- Long-attempted reconfiguration project proceeds to next stage
- Epsom and St Helier University Hospitals Trust has been attempting to rationalise its site for roughly 16 years
- Redevelopment options submitted to NHS England and Improvement
A hospital reconfiguration project stalled for roughly 16 years is a step closer to being realised after commissioners and clinicians across regional boundaries signed off a joint business case.
Three London and Surrey clinical commissioning groups and their two clinical senates have agreed the submission of a pre-consultation business case for the redevelopment of the crumbling Epsom and St Helier hospitals.
The move is the first time Surrey Downs Clinical Commissioning Group, Sutton CCG and Merton CCG have been able to agree a set of options to be submitted to the central NHS bodies for approval.

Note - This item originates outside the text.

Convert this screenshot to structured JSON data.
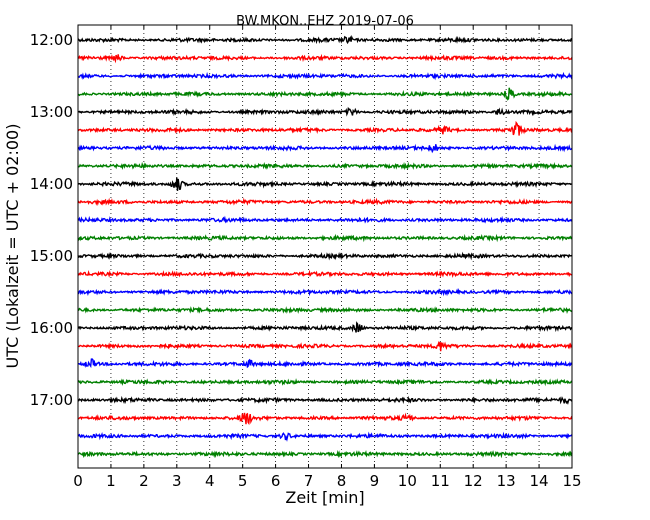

The document sets out the rankings for three options, with the highest rated being the concentration of major acute services on the trust’s Sutton site.
If NHS England and Improvement approve the pre-consultation business case, an option can be publicly consulted on. When that process is complete, the trust can submit an outline business case for the money to the Department of Health and Social Care and the Treasury.
The Sutton option is expected to cost around £500m.
A team from the trust has investigated a range of funding options, covering different balances of public and private funding.
Following the installation of a new chancellor at the Treasury last week, it is not clear what government policy on private finance will be, including on the use of the Local Improvement Finance Trust programme, charitable funds or the local authority borrowing method
Trust chief executive Daniel Elkeles told HSJ: “This is a significant breakthrough in the building of a new hospital here, after the best part of 20 years.”
The news comes shortly after the new prime minister Boris Johnson named “20 hospital upgrades” as an early priority for his government, although no subsequent details were given.
Epsom and St Helier’s senior management believes the trust has a structural deficit because it is forced to run services over two sites for populations that could be better served from one.
The business case released on Monday estimated there were financial benefits of between £33m and £49m a year from colocating the services.
Merton CCG also wanted work done assessing any impact on more deprived communities if services were to move. An analysis for the trust found the disadvantage of slightly longer journeys was significantly outweighed by the improvement in services.
The trust’s ambition to redevelop, possibly at the Sutton site, has received support from the Royal Marsden Foundation Trust.
The London cancer specialist runs a satellite service from Sutton, which has faced criticism for not being colocated with intensive care services that can stabilise deteriorating paediatric patients.